薬局・医療機関で働く方向けの解説です。 最終更新 2026年9月11日
薬価は、保険の請求、在庫の評価、患者さんへの説明と、毎日のように目にする数字です。 このページでは、薬価が何の値段なのか、どう読めばよいか、いつ変わるのかをまとめます。
薬価は、保険診療で使う医療用医薬品について、国が品目ごとに定めている公定価格です。 医療機関や薬局は、使った薬の費用をこの価格で保険に請求します。
一方、医療機関や薬局が卸から実際に買う値段(納入価)は、取引ごとの交渉で決まり、 ふつうは薬価より安くなります。この差を「薬価差」と呼びます。 薬価はあくまで請求の基準で、仕入れの値段そのものではありません。
薬価は、品目ごとに決められた規格単位(「5mg1錠」「1g」「10mL1瓶」など)あたりの金額です。 規格単位が「5mg1錠」なら1錠あたり、「1g」なら1gあたりの値段です。
同じ成分でも、規格が違えば薬価は違います。5mg錠と10mg錠の薬価を並べても、量の違いを見ているだけで、 どちらが割安かは分かりません。当サイトの成分ページや詳細ページでは、 先発品と後発品の差額を必ず同じ規格どうしで計算しています。

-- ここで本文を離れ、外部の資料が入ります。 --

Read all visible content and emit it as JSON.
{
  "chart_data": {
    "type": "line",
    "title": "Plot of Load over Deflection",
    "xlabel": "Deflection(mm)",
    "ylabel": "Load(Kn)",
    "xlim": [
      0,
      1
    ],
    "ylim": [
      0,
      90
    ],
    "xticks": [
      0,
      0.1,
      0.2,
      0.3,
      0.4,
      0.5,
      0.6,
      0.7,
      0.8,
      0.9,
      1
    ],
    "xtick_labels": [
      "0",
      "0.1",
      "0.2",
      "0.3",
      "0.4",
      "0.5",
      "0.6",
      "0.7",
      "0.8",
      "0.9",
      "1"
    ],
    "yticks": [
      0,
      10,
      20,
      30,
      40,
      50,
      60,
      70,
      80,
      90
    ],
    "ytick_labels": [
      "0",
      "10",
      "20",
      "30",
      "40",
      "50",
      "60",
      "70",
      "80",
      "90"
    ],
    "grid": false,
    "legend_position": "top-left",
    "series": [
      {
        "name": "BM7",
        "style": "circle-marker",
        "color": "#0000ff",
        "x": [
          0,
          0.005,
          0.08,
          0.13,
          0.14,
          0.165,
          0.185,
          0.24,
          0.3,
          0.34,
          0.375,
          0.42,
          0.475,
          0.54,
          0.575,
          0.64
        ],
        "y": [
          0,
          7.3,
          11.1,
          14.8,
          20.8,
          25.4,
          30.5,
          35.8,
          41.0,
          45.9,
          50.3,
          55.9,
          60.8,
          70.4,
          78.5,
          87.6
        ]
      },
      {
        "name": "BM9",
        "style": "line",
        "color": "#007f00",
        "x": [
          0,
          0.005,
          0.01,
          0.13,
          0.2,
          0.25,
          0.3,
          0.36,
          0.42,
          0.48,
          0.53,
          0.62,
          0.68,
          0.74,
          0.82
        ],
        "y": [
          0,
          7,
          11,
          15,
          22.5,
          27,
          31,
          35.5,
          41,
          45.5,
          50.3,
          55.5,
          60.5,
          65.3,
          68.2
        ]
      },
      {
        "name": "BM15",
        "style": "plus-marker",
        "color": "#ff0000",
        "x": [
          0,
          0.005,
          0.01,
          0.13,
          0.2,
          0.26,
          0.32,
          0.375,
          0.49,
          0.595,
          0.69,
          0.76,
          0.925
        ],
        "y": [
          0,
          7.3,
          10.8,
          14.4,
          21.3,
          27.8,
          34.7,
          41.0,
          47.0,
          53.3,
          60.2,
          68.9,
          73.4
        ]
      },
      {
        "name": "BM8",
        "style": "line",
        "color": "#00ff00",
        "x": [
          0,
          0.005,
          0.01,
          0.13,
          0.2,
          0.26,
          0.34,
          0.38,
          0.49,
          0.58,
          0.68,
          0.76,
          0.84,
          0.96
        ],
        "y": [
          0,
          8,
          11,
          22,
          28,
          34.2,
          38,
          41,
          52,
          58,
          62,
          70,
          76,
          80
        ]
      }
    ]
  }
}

また、薬価は 10.40円 のように銭の単位まで定められています。 一覧で円単位に丸めて表示している箇所もあるため、正確な値は詳細ページで確認してください。
窓口で払う額は、薬価をそのまま掛け算した額ではありません。 保険の請求では、薬価をいったん点数(1点=10円)に直してから計算します。
内服薬の場合は、1剤(服用する時点が同じ薬をまとめたもの)の1日分の薬価の合計を使います。 合計が15円以下なら1点、15円を超える場合は、 超えた分が10円またはその端数を増すごとに1点を加えます。 外用薬や頓服薬では、数える単位が異なります。
計算の例(内服薬・1剤)
実際の窓口負担には、ここに調剤や処方にかかる技術料などが加わります。 当サイトの詳細ページにある「薬剤費計算」は、薬価 × 1日量 × 日数 を単純に掛けた概算で、 点数への換算や技術料は含んでいません。
薬価は、卸から医療機関・薬局への実際の販売価格を調べる「薬価調査」の結果をもとに見直されます。 実際の取引価格は薬価より安いことが多いため、改定のたびに多くの品目で薬価が下がります。
以前は診療報酬の改定にあわせて2年に1度でしたが、2021年度からは間の年にも改定(中間年改定)が 行われるようになり、現在は毎年4月に薬価が変わっています。
当サイトは厚生労働省の薬価基準の一覧を毎朝取り込み、各詳細ページの「適用日」に、 表示中の薬価がいつから適用されているかを出しています。 取り込みが止まっている場合や、薬価の適用日から1年以上たっている場合は、 全ページの上部に警告を表示します。
メーカーが販売をやめるときなどには、その品目は薬価基準から削除されます。 削除が決まった品目には、ふつう経過措置の期間が設けられ、 その期限までは保険で請求できます。期限を過ぎると請求できません。 販売名の変更でも、旧名称の品目に経過措置が設けられることがあります。
薬価削除の予定でメーカーの出荷が止まっている品目は、 販売終了の予定(薬価削除)の一覧で確認できます。 在庫を使い切る前に、切り替え先を決めておく必要があります。
薬価基準の一覧には、「〇〇錠5mg」のようにメーカー名の付かない名前で、 1つの薬価として載っている品目があります。主に薬価の低い品目について、 メーカーごとに分けずに一般名でまとめて収載する方式で、統一名収載と呼ばれます。
この場合でも、実際には複数のメーカーの品が流通しています。 当サイトでは、出荷状況のデータから同じ成分・剤形・規格の品を突き合わせて、 メーカーごとの出荷状況を詳細ページに出しています。 突き合わせの方法は薬価基準収載医薬品コードの読み方で説明しています。